3. **Incremental loop** — Red → Green → Refactor. Never refactor while red. Take small steps; the rate of feedback is your speed limit (Pragmatic Programmer).
4. **Refactor** — only after green. Tighten naming, extract deep modules (Ousterhout — see [improve-codebase-architecture/DEEPENING.md](../improve-codebase-architecture/DEEPENING.md)).
**Anti-pattern: horizontal slices.** Do NOT write all tests first, then all implementation.
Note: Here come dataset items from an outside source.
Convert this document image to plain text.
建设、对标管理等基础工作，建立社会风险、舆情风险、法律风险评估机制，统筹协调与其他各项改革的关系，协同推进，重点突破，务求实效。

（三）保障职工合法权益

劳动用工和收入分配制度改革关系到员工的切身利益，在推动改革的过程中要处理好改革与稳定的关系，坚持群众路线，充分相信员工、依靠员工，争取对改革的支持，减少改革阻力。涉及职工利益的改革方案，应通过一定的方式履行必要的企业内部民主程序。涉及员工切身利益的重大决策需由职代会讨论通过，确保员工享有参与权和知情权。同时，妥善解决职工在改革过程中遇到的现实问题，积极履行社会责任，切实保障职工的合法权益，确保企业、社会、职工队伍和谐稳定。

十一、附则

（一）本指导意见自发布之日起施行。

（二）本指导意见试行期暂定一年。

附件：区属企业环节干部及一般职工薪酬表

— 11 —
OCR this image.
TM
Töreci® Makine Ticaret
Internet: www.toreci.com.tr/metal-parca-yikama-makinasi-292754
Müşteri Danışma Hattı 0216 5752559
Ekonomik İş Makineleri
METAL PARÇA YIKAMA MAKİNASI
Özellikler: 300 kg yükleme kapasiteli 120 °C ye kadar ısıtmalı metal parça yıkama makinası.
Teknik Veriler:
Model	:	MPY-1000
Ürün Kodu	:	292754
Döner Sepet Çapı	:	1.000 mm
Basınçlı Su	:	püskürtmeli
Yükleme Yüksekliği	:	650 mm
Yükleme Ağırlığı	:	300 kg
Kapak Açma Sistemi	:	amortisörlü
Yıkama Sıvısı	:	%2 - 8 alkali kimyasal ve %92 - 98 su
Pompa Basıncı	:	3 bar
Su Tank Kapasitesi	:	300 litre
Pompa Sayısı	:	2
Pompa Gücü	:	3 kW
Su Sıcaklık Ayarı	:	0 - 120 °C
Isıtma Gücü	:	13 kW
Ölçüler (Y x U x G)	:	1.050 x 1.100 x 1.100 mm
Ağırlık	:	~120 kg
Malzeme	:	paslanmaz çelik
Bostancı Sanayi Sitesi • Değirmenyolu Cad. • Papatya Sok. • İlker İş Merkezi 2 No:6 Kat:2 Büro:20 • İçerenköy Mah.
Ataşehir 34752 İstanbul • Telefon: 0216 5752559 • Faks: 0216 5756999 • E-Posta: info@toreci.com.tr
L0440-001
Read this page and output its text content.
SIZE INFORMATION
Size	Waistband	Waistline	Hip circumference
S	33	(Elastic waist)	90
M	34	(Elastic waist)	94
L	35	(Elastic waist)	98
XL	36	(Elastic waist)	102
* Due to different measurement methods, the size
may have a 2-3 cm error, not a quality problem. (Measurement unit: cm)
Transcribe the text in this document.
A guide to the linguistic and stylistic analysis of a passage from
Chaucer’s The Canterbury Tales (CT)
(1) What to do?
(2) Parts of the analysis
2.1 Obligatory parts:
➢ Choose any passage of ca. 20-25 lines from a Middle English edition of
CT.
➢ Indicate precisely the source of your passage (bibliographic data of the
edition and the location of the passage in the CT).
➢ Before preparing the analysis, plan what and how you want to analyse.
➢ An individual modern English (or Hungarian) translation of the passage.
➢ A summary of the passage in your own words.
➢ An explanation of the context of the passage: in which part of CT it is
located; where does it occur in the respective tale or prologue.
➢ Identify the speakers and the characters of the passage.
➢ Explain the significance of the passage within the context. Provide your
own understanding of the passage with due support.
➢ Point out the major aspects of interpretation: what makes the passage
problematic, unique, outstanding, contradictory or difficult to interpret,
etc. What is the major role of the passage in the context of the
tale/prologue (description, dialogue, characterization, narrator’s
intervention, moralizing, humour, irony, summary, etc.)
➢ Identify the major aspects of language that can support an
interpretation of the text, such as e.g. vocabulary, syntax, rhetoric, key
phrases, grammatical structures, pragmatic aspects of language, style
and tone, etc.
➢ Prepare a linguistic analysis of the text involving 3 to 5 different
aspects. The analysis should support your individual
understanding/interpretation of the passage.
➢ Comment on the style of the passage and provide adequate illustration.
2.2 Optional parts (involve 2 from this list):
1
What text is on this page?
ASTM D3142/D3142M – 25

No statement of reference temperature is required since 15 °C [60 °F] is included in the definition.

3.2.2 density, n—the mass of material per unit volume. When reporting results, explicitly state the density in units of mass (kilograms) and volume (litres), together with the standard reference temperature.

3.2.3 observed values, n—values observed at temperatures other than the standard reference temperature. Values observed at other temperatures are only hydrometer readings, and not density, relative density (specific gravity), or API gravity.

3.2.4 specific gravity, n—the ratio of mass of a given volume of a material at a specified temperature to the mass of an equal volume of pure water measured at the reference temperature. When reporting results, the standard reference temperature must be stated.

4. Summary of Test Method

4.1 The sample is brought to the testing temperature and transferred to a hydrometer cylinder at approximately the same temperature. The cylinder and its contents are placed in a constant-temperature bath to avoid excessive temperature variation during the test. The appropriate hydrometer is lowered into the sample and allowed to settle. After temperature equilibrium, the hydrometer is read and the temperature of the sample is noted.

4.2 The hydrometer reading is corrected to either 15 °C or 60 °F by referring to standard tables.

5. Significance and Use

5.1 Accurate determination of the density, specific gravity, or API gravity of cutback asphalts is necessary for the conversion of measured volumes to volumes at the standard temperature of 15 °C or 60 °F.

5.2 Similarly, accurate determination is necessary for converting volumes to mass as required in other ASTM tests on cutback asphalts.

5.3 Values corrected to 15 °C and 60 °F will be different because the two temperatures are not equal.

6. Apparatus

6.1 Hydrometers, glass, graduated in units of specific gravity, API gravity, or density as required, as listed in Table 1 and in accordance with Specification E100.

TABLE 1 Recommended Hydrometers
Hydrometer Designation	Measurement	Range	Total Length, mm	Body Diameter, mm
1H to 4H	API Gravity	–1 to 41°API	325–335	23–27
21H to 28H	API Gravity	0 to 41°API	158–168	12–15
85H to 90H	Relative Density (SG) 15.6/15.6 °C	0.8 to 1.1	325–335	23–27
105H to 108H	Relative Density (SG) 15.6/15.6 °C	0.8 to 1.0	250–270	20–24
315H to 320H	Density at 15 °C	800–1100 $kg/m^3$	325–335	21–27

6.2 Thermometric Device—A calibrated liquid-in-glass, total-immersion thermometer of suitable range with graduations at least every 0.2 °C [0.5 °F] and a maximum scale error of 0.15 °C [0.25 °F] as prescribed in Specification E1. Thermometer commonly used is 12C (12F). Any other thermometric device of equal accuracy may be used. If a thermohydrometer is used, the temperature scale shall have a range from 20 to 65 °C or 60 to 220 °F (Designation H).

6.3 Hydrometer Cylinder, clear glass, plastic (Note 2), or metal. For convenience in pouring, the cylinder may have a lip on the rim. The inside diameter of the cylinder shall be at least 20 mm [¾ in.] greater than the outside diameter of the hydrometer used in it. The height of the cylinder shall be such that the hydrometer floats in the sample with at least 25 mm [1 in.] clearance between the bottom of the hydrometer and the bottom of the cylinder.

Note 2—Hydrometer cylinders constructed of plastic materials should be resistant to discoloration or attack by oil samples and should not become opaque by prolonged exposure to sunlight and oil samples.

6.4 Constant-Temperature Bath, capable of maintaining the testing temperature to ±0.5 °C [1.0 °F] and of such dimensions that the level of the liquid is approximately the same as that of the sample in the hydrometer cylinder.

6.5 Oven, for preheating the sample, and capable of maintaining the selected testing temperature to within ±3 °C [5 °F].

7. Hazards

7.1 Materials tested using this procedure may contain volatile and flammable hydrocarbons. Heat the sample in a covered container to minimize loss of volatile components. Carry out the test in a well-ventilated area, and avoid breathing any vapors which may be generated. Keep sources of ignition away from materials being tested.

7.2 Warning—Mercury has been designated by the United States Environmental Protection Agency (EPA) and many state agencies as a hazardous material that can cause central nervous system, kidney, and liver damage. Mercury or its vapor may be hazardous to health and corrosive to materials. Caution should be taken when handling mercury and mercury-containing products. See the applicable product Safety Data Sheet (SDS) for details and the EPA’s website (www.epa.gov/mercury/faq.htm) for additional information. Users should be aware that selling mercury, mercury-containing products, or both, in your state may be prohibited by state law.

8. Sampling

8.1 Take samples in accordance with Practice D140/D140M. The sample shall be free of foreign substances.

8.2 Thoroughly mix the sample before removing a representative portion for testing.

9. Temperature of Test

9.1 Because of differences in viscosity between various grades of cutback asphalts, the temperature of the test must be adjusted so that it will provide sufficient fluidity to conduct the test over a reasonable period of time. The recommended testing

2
RED ≠ "write all tests" and GREEN ≠ "write all code". Each Red-Green-Refactor cycle is a single behavior.
### Companion references (ported 2026-05-03)
- [references/deep-modules.md](references/deep-modules.md) — Ousterhout deep modules visual + interface checks (also linked from `improve-codebase-architecture/DEEPENING.md`)
- [references/interface-design.md](references/interface-design.md) — micro-pattern for interface design within a TDD cycle
- [references/mocking.md](references/mocking.md) — when/what to mock (relate to Synapse `.claude/rules/testing-mock-budget.md` for enforcement)
- [references/refactoring.md](references/refactoring.md) — small refactor cycle reminders (Tidy First — Beck)
- [references/tests.md](references/tests.md) — good tests / bad tests / crap tests framing
See also: [improve-codebase-architecture](../improve-codebase-architecture/SKILL.md) — when refactoring uncovers shallow modules; [canon.md](../improve-codebase-architecture/references/canon.md) — Beck + Hunt+Thomas + Ousterhout primary sources.